Bankruptcy threatened the Hillside Home School where for twenty-seven years “the Aunts” had mothered some forty to sixty boys and girls, aged seven to seventeen—preparing their forty to sixty boys and girls for college by keeping a staff of thirteen teachers in residence besides themselves. They had done a pioneer work in home-school co-education. The Hillside Home School was perhaps the first—certainly one of the first—co-educational home schools in our country.

Eventually the Aunts did both die at the Hillside Home School site that they had sorely wanted to get back to, Jane in 1917 and Ellen in 1919.

* * * *

Hillside serves as a school to this day. Students of the Frank Lloyd Wright School of Architecture pursue bachelor’s and master’s degrees there May through October (the rest of the year the students are at Taliesin West in Scottsdale, Arizona).

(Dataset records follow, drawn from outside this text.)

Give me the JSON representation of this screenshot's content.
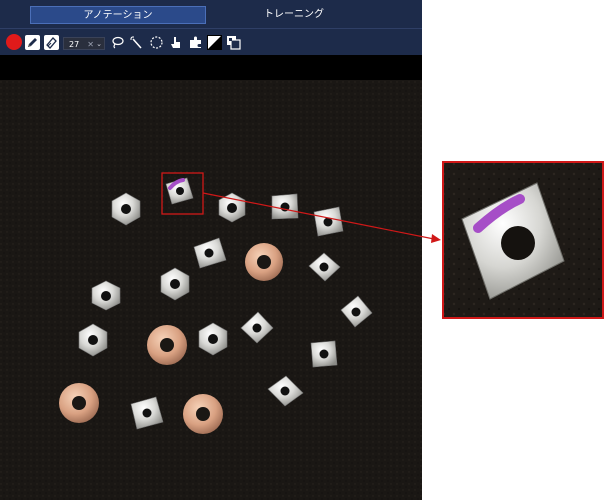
{
  "tabs": [
    {
      "label": "アノテーション",
      "active": true
    },
    {
      "label": "トレーニング",
      "active": false
    }
  ],
  "toolbar": {
    "brush_size": "27",
    "clear_symbol": "✕",
    "chevron": "⌄",
    "tools": [
      "record-button",
      "pencil-icon",
      "eraser-icon",
      "brush-size-select",
      "lasso-icon",
      "magic-wand-icon",
      "ellipse-select-icon",
      "hand-pointer-icon",
      "puzzle-icon",
      "contrast-icon",
      "layers-icon"
    ]
  },
  "colors": {
    "tab_bar": "#1d2b4a",
    "active_tab": "#2b4a8a",
    "record": "#e01a1a",
    "annotation": "#a64ec7",
    "highlight_box": "#d01818"
  },
  "canvas": {
    "description_objects": [
      "hex nuts",
      "square nuts",
      "copper washers"
    ]
  }
}
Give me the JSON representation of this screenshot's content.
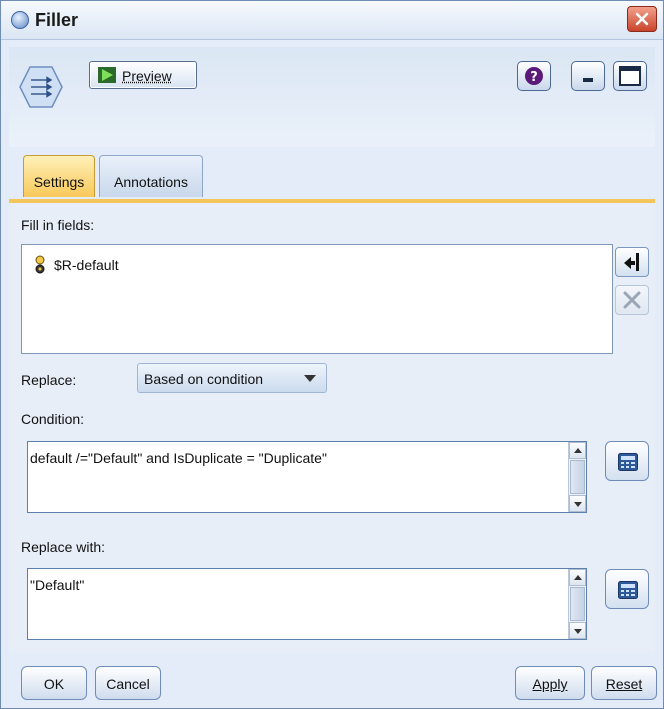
{
  "window": {
    "title": "Filler"
  },
  "toolbar": {
    "preview_label": "Preview",
    "help_icon": "help-icon",
    "minimize_icon": "minimize-icon",
    "maximize_icon": "maximize-icon"
  },
  "tabs": [
    {
      "label": "Settings",
      "active": true
    },
    {
      "label": "Annotations",
      "active": false
    }
  ],
  "settings": {
    "fill_in_fields_label": "Fill in fields:",
    "fields": [
      {
        "name": "$R-default",
        "icon": "flag-field-icon"
      }
    ],
    "replace_label": "Replace:",
    "replace_value": "Based on condition",
    "condition_label": "Condition:",
    "condition_value": "default /=\"Default\" and IsDuplicate  = \"Duplicate\"",
    "replace_with_label": "Replace with:",
    "replace_with_value": "\"Default\""
  },
  "buttons": {
    "ok": "OK",
    "cancel": "Cancel",
    "apply": "Apply",
    "reset": "Reset"
  },
  "colors": {
    "active_tab": "#f8c95a",
    "close_button": "#c9452b",
    "accent": "#5c7fae"
  }
}
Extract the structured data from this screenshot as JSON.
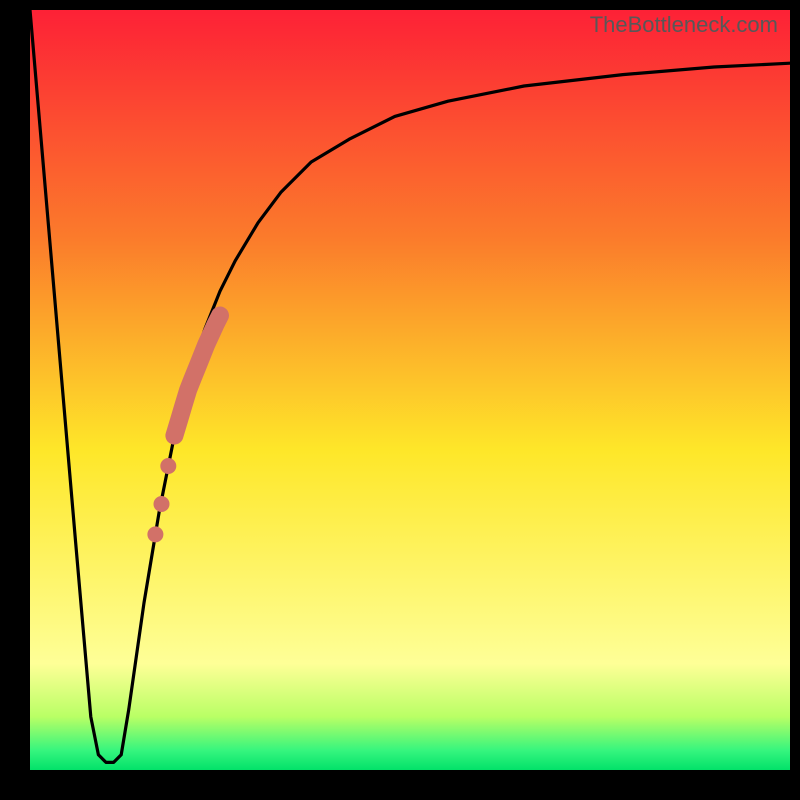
{
  "watermark": "TheBottleneck.com",
  "gradient": {
    "top": "#fd2136",
    "q1": "#fb7b2b",
    "mid": "#fee729",
    "q3_a": "#feff97",
    "q3_b": "#b9ff65",
    "bottom_edge": "#34f57e",
    "bottom": "#02e269"
  },
  "curve_color": "#000000",
  "marker_color": "#d27168",
  "chart_data": {
    "type": "line",
    "title": "",
    "xlabel": "",
    "ylabel": "",
    "xlim": [
      0,
      100
    ],
    "ylim": [
      0,
      100
    ],
    "grid": false,
    "legend": false,
    "annotations": [],
    "series": [
      {
        "name": "curve",
        "x": [
          0,
          6,
          8,
          9,
          10,
          11,
          12,
          13,
          14,
          15,
          16,
          17,
          18,
          19,
          20,
          21,
          23,
          25,
          27,
          30,
          33,
          37,
          42,
          48,
          55,
          65,
          78,
          90,
          100
        ],
        "y": [
          100,
          30,
          7,
          2,
          1,
          1,
          2,
          8,
          15,
          22,
          28,
          34,
          39,
          44,
          48,
          52,
          58,
          63,
          67,
          72,
          76,
          80,
          83,
          86,
          88,
          90,
          91.5,
          92.5,
          93
        ]
      }
    ],
    "markers": [
      {
        "name": "highlight-segment",
        "x": [
          19,
          19.6,
          20.2,
          20.8,
          21.4,
          22.0,
          22.6,
          23.2,
          23.8,
          24.4,
          25.0
        ],
        "y": [
          44,
          46,
          48,
          50,
          51.5,
          53,
          54.5,
          56,
          57.3,
          58.6,
          59.8
        ]
      },
      {
        "name": "lower-dots",
        "x": [
          16.5,
          17.3,
          18.2
        ],
        "y": [
          31,
          35,
          40
        ]
      }
    ]
  }
}
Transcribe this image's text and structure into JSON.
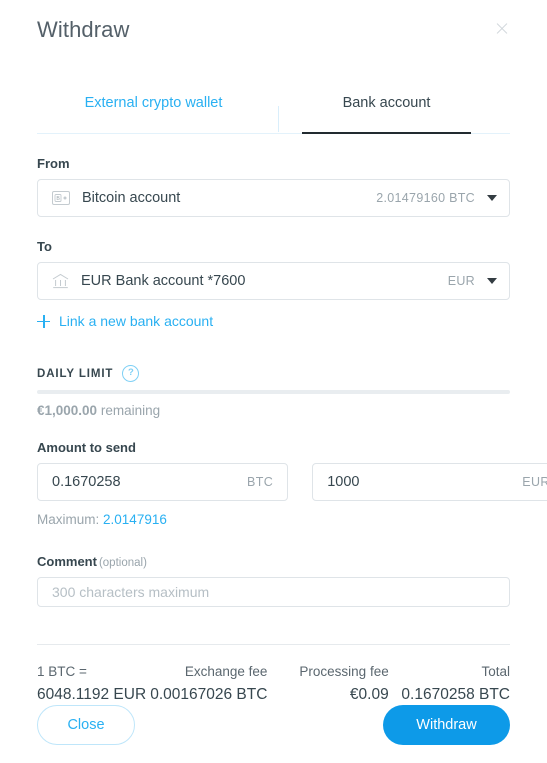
{
  "modal": {
    "title": "Withdraw",
    "close_icon": "close-icon"
  },
  "tabs": [
    {
      "label": "External crypto wallet",
      "active": false
    },
    {
      "label": "Bank account",
      "active": true
    }
  ],
  "from": {
    "label": "From",
    "icon": "wallet-icon",
    "account_name": "Bitcoin account",
    "balance": "2.01479160 BTC",
    "caret_icon": "chevron-down-icon"
  },
  "to": {
    "label": "To",
    "icon": "bank-icon",
    "account_name": "EUR Bank account *7600",
    "currency": "EUR",
    "caret_icon": "chevron-down-icon",
    "link_new_label": "Link a new bank account",
    "link_new_icon": "plus-icon"
  },
  "daily_limit": {
    "title": "DAILY LIMIT",
    "help_icon": "help-circle-icon",
    "help_glyph": "?",
    "progress_percent": 0,
    "amount": "€1,000.00",
    "suffix": "remaining"
  },
  "amount": {
    "label": "Amount to send",
    "crypto_value": "0.1670258",
    "crypto_currency": "BTC",
    "fiat_value": "1000",
    "fiat_currency": "EUR",
    "maximum_label": "Maximum:",
    "maximum_value": "2.0147916"
  },
  "comment": {
    "label": "Comment",
    "optional": "(optional)",
    "value": "",
    "placeholder": "300 characters maximum"
  },
  "summary": [
    {
      "key": "1 BTC =",
      "value": "6048.1192 EUR"
    },
    {
      "key": "Exchange fee",
      "value": "0.00167026 BTC"
    },
    {
      "key": "Processing fee",
      "value": "€0.09"
    },
    {
      "key": "Total",
      "value": "0.1670258 BTC"
    }
  ],
  "footer": {
    "close_label": "Close",
    "withdraw_label": "Withdraw"
  },
  "colors": {
    "accent": "#29b0f2",
    "primary_button": "#0d9ae8",
    "text": "#37474f",
    "muted": "#9aa5ac",
    "border": "#dfe4e8"
  }
}
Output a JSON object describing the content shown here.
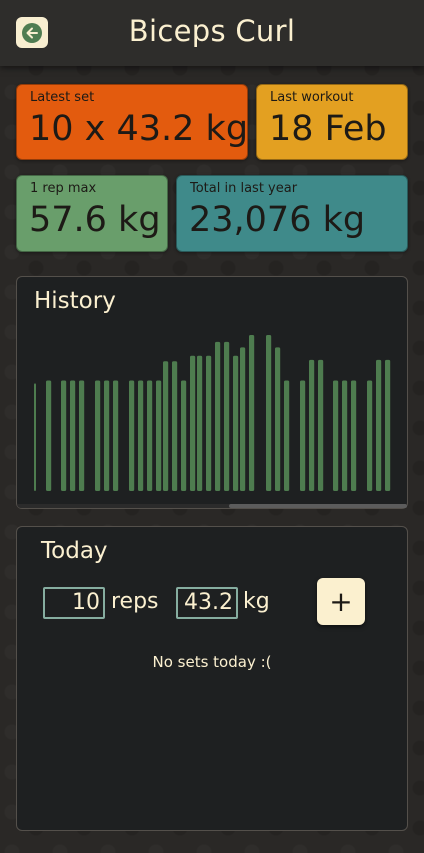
{
  "header": {
    "title": "Biceps Curl",
    "back_icon": "arrow-left-icon"
  },
  "stats": {
    "latest_set": {
      "label": "Latest set",
      "value": "10 x 43.2 kg",
      "color": "#e35b0e"
    },
    "last_workout": {
      "label": "Last workout",
      "value": "18 Feb",
      "color": "#e3a021"
    },
    "one_rep_max": {
      "label": "1 rep max",
      "value": "57.6 kg",
      "color": "#699e6b"
    },
    "total_last_year": {
      "label": "Total in last year",
      "value": "23,076 kg",
      "color": "#3f8a8a"
    }
  },
  "history": {
    "title": "History",
    "bar_color": "#4e7c4f"
  },
  "chart_data": {
    "type": "bar",
    "values": [
      0.78,
      0.8,
      0.8,
      0.8,
      0.8,
      0.8,
      0.8,
      0.8,
      0.8,
      0.8,
      0.8,
      0.8,
      0.94,
      0.94,
      0.8,
      0.98,
      0.98,
      0.98,
      1.08,
      1.08,
      0.98,
      1.04,
      1.13,
      1.13,
      1.04,
      0.8,
      0.8,
      0.95,
      0.95,
      0.8,
      0.8,
      0.8,
      0.8,
      0.95,
      0.95
    ]
  },
  "today": {
    "title": "Today",
    "reps_value": "10",
    "reps_unit": "reps",
    "weight_value": "43.2",
    "weight_unit": "kg",
    "add_label": "+",
    "empty_message": "No sets today :("
  }
}
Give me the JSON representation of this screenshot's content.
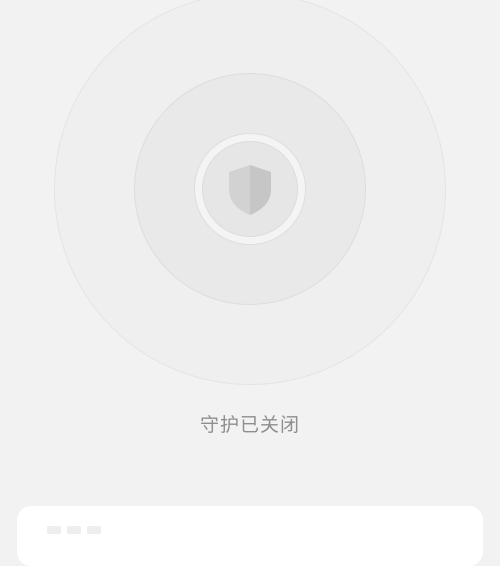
{
  "status": {
    "text": "守护已关闭"
  },
  "icons": {
    "center": "shield-icon"
  },
  "colors": {
    "background": "#f2f2f2",
    "status_text": "#8e8e8e",
    "shield": "#cfcfcf",
    "card": "#ffffff"
  }
}
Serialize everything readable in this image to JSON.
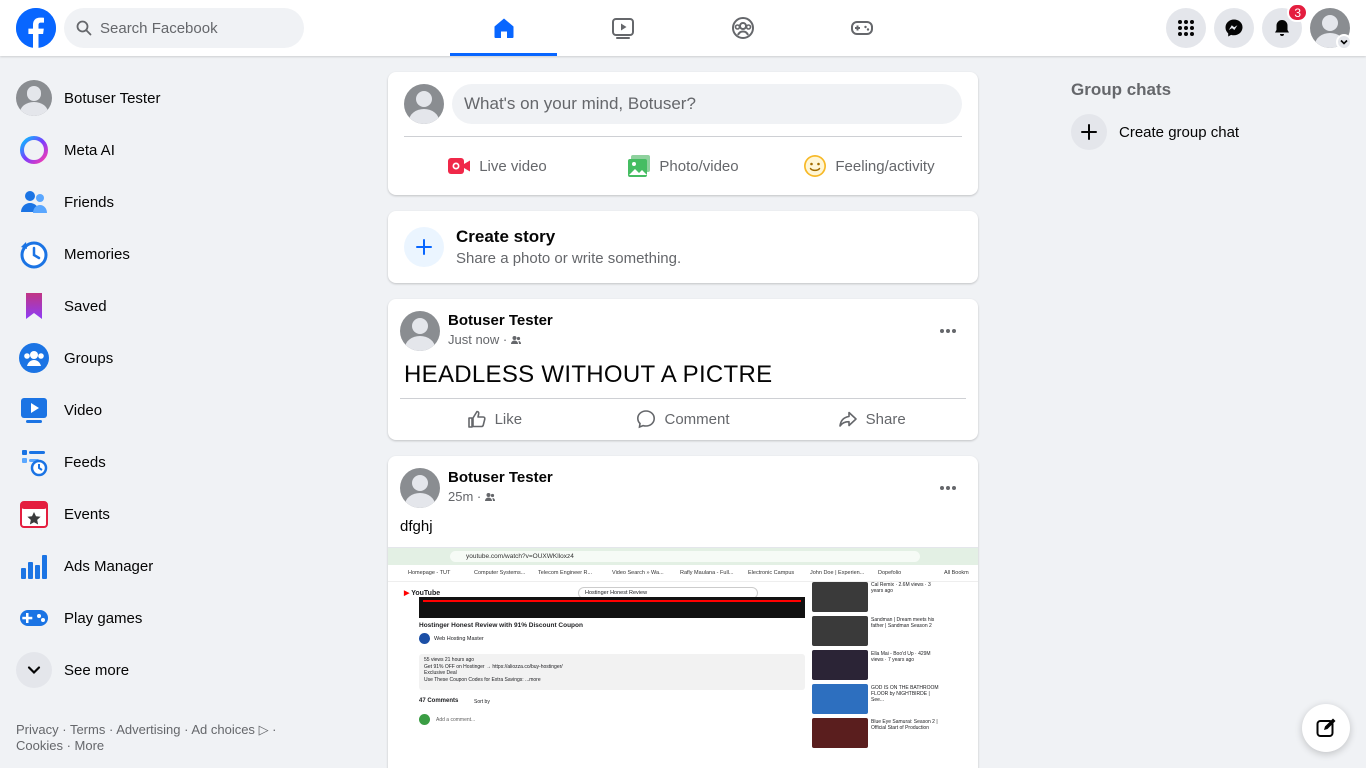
{
  "header": {
    "search_placeholder": "Search Facebook",
    "notifications_count": "3",
    "brand_color": "#0866ff"
  },
  "sidebar": {
    "items": [
      {
        "label": "Botuser Tester",
        "icon": "profile-avatar"
      },
      {
        "label": "Meta AI",
        "icon": "meta-ai-icon"
      },
      {
        "label": "Friends",
        "icon": "friends-icon"
      },
      {
        "label": "Memories",
        "icon": "memories-icon"
      },
      {
        "label": "Saved",
        "icon": "saved-icon"
      },
      {
        "label": "Groups",
        "icon": "groups-icon"
      },
      {
        "label": "Video",
        "icon": "video-icon"
      },
      {
        "label": "Feeds",
        "icon": "feeds-icon"
      },
      {
        "label": "Events",
        "icon": "events-icon"
      },
      {
        "label": "Ads Manager",
        "icon": "ads-manager-icon"
      },
      {
        "label": "Play games",
        "icon": "play-games-icon"
      },
      {
        "label": "See more",
        "icon": "chevron-down-icon"
      }
    ],
    "footer": [
      "Privacy",
      "Terms",
      "Advertising",
      "Ad choices",
      "Cookies",
      "More"
    ]
  },
  "composer": {
    "placeholder": "What's on your mind, Botuser?",
    "actions": [
      "Live video",
      "Photo/video",
      "Feeling/activity"
    ]
  },
  "story": {
    "title": "Create story",
    "subtitle": "Share a photo or write something."
  },
  "posts": [
    {
      "author": "Botuser Tester",
      "time": "Just now",
      "text": "HEADLESS WITHOUT A PICTRE",
      "actions": [
        "Like",
        "Comment",
        "Share"
      ]
    },
    {
      "author": "Botuser Tester",
      "time": "25m",
      "text": "dfghj",
      "screenshot": {
        "url": "youtube.com/watch?v=OUXWKlloxz4",
        "bookmarks": [
          "Homepage - TUT",
          "Computer Systems...",
          "Telecom Engineer R...",
          "Video Search » Wa...",
          "Rafly Maulana - Full...",
          "Electronic Campus",
          "John Doe | Experien...",
          "Dopefolio",
          "All Bookm"
        ],
        "search_query": "Hostinger Honest Review",
        "video_title": "Hostinger Honest Review with 91% Discount Coupon",
        "channel": "Web Hosting Master",
        "description": [
          "55 views  21 hours ago",
          "Get 91% OFF on Hostinger → https://aliozza.co/buy-hostinger/",
          "Exclusive Deal",
          "Use These Coupon Codes for Extra Savings: ...more"
        ],
        "comments_count": "47 Comments",
        "sort_by": "Sort by",
        "add_comment": "Add a comment...",
        "suggestions": [
          "Cal Remix · 2.6M views · 3 years ago",
          "Sandman | Dream meets his father | Sandman Season 2",
          "Ella Mai - Boo'd Up · 429M views · 7 years ago",
          "GOD IS ON THE BATHROOM FLOOR by NIGHTBIRDE | See...",
          "Blue Eye Samurai: Season 2 | Official Start of Production"
        ]
      }
    }
  ],
  "right": {
    "title": "Group chats",
    "create_label": "Create group chat"
  }
}
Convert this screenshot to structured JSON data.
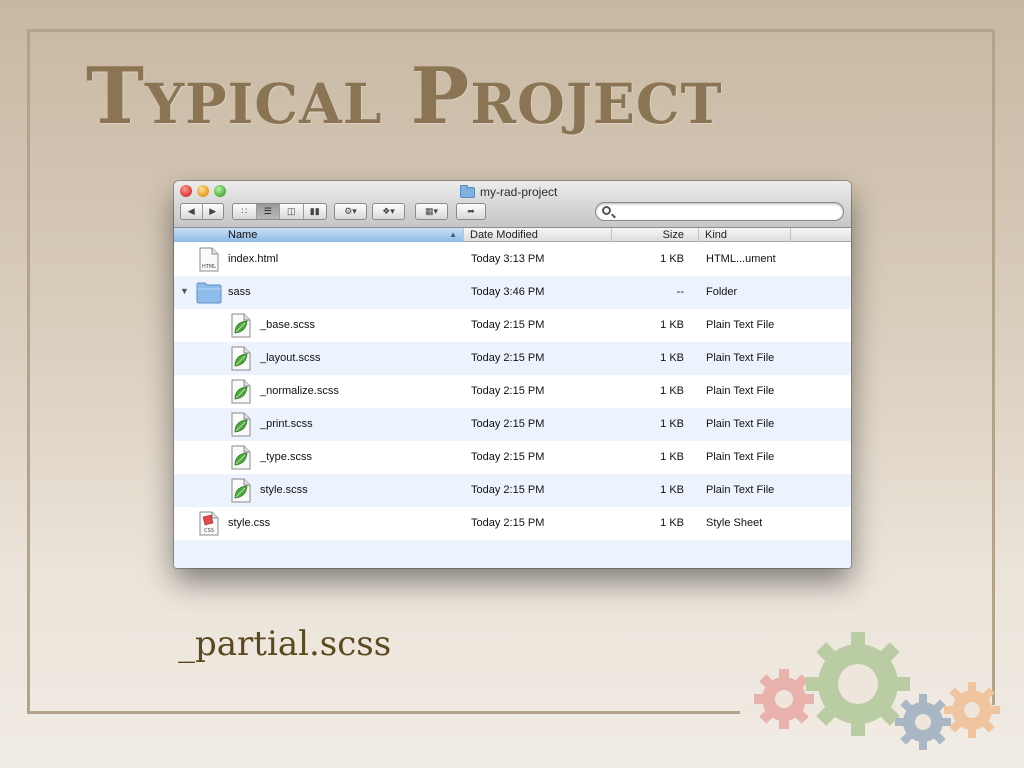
{
  "slide": {
    "title": "Typical Project",
    "caption": "_partial.scss"
  },
  "window": {
    "title": "my-rad-project",
    "columns": {
      "name": "Name",
      "date": "Date Modified",
      "size": "Size",
      "kind": "Kind"
    },
    "search": {
      "placeholder": ""
    },
    "rows": [
      {
        "name": "index.html",
        "date": "Today 3:13 PM",
        "size": "1 KB",
        "kind": "HTML...ument",
        "icon": "html-file-icon",
        "indent": 0
      },
      {
        "name": "sass",
        "date": "Today 3:46 PM",
        "size": "--",
        "kind": "Folder",
        "icon": "folder-icon",
        "indent": 0,
        "expanded": true
      },
      {
        "name": "_base.scss",
        "date": "Today 2:15 PM",
        "size": "1 KB",
        "kind": "Plain Text File",
        "icon": "scss-file-icon",
        "indent": 1
      },
      {
        "name": "_layout.scss",
        "date": "Today 2:15 PM",
        "size": "1 KB",
        "kind": "Plain Text File",
        "icon": "scss-file-icon",
        "indent": 1
      },
      {
        "name": "_normalize.scss",
        "date": "Today 2:15 PM",
        "size": "1 KB",
        "kind": "Plain Text File",
        "icon": "scss-file-icon",
        "indent": 1
      },
      {
        "name": "_print.scss",
        "date": "Today 2:15 PM",
        "size": "1 KB",
        "kind": "Plain Text File",
        "icon": "scss-file-icon",
        "indent": 1
      },
      {
        "name": "_type.scss",
        "date": "Today 2:15 PM",
        "size": "1 KB",
        "kind": "Plain Text File",
        "icon": "scss-file-icon",
        "indent": 1
      },
      {
        "name": "style.scss",
        "date": "Today 2:15 PM",
        "size": "1 KB",
        "kind": "Plain Text File",
        "icon": "scss-file-icon",
        "indent": 1
      },
      {
        "name": "style.css",
        "date": "Today 2:15 PM",
        "size": "1 KB",
        "kind": "Style Sheet",
        "icon": "css-file-icon",
        "indent": 0
      }
    ],
    "icon_labels": {
      "html": "HTML",
      "css": "CSS"
    }
  },
  "colors": {
    "title": "#8a7454",
    "caption": "#5c4a1f",
    "frame": "#b3a38b",
    "selected_header": "#8fbbe8",
    "row_alt": "#edf3fd"
  }
}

For more information, visit Taliesin Preservation, Inc. and Taliesin, the Frank Lloyd Wright School of Architecture.

Hillside Home School. Photo: Wisconsin Historical Society.


One Response to The Other Wright Women

  1. amerikanka says:

    Great article, Joan!!!
    These two women have done really a lot to the development of eduication! Their attitude to the learning process ecourages people all over the world even nowadays! “Learning by doing” – is the most helpful advice, I’ve ever heard and it really works!